From the Guidelines
Initial management for a 58-year-old patient with steroid-induced diabetes (SID) should focus on insulin therapy, particularly basal insulin, while continuing necessary steroid treatment. The recommended starting dose is typically 0.3-0.5 units/kg/day of intermediate-acting NPH insulin or long-acting insulin like glargine or detemir 1. NPH insulin is often preferred because its peak action can be timed to match the glucose-elevating effects of steroids, especially when morning prednisone is used.

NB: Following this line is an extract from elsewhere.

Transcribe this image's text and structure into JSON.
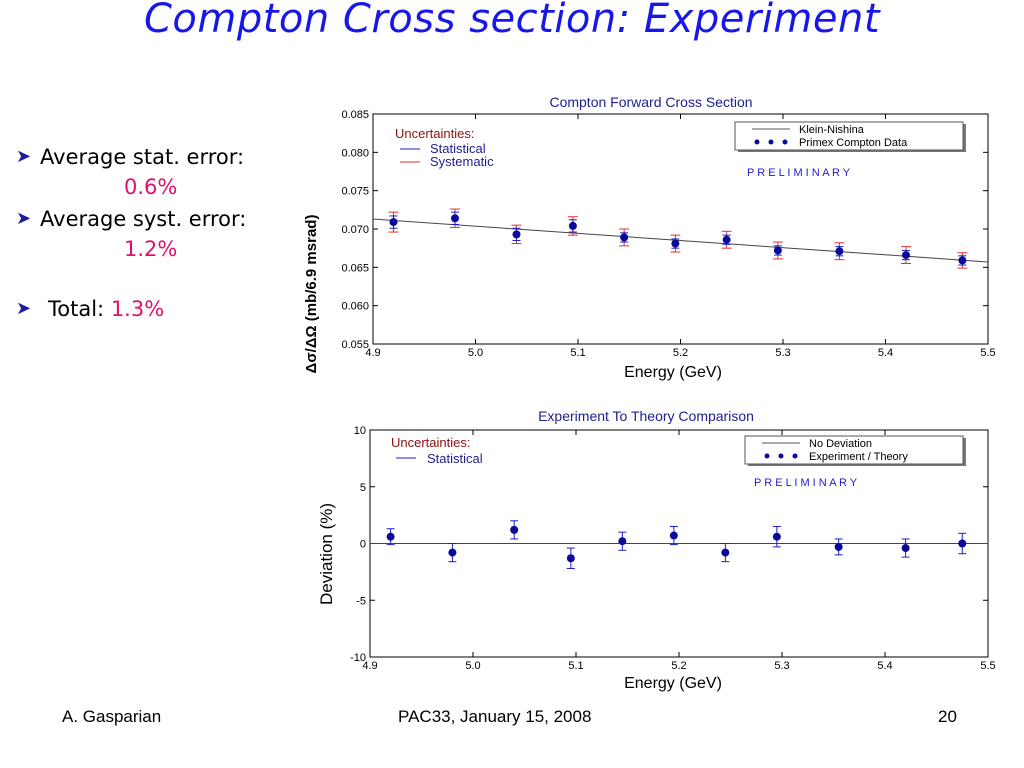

Blood glucose monitoring should be performed 2-4 times daily, with target fasting glucose of 80-130 mg/dL and postprandial levels below 180 mg/dL.
Key Considerations
- Oral antidiabetic agents are generally less effective for SID but may be considered in mild cases; metformin can be used if renal function is adequate (eGFR >30 mL/min) at a starting dose of 500 mg once or twice daily, as per the standards of medical care in diabetes-2022 1.
- Lifestyle modifications including consistent carbohydrate intake, moderate exercise as tolerated, and weight management are important adjunctive measures.
- SID requires this insulin-focused approach because steroids primarily cause postprandial hyperglycemia by increasing insulin resistance and hepatic glucose production while suppressing insulin secretion, creating a more severe hyperglycemic pattern than typical type 2 diabetes.
Management Approach
- Insulin therapy should be adjusted based on anticipated changes in glucocorticoid dosing and point-of-care glucose test results, as outlined in the management of diabetes care in the hospital 1.
- For higher doses of glucocorticoids, increasing doses of prandial and correctional insulin, sometimes in extraordinary amounts, are often needed in addition to basal insulin.
- Education on responding to hypoglycemia, anticipating exercise, monitoring for diabetic ketoacidosis, or carbohydrate counting, and transitioning to technologies such as insulin pumps is critical, especially in complex cases or when endocrinology consultation is considered 1.
From the Research
Initial Management of Steroid-Induced Diabetes
The initial management for a 58-year-old patient with steroid-induced diabetes (SID) involves several key considerations:
- Glucose Lowering Strategies: Recommended optimal treatment of SID includes similar glucose lowering strategies as in type 2 diabetes, such as oral hypoglycemic agents or insulin therapy 2.
- Insulin Therapy: Insulin can be started when blood glucose levels are higher than 3.6 g/l (20 mmol/l) with clinical symptoms of diabetes, and can be replaced with oral hypoglycemic compounds when both blood glucose levels and corticosteroid dose have decreased 2.
- Patient Education: Patient education is essential, particularly for the management of hypoglycemia when corticosteroids are withdrawn or their dose tapered 2.
- Treatment Protocols: Challenges in managing steroid-induced diabetes stem from wide fluctuations in post-prandial hyperglycemia and the lack of clearly defined treatment protocols, making insulin therapy coincident with meals the mainstay of treatment 3.
Additional Treatment Options
Other treatment options for SID include:
- GLP-1 Receptor Agonists: GLP-1 receptor agonists (GLP-1 RAs) have been shown to be effective in treating type 2 diabetes, and may also be useful in treating SID, particularly in patients with pre-existing atherosclerotic vascular disease 4.
- Bariatric Surgery: Bariatric surgery, such as Roux-en-Y gastric bypass, has emerged as an effective treatment for type 2 diabetes mellitus, and may also be useful in treating SID, particularly in patients who are obese or have a high body mass index 5.
Diagnosis and Pathophysiology
The diagnosis and pathophysiology of SID involve:
- Insulin Resistance: Corticosteroids induce insulin resistance in the liver, adipocytes, and skeletal muscle, and have direct deleterious effects on insulin secretion 2.
- Post-Prandial Hyperglycemia: The typical post-prandial hyperglycemia linked to the promotion of gluconeogenesis is a key feature of SID 6.
- Early Diagnosis: An early and precise diagnosis of SID is necessary, but current criteria do not seem sensible enough, making dedicated guidelines universally shared mandatory in order to harmonize the treatment of these conditions 6.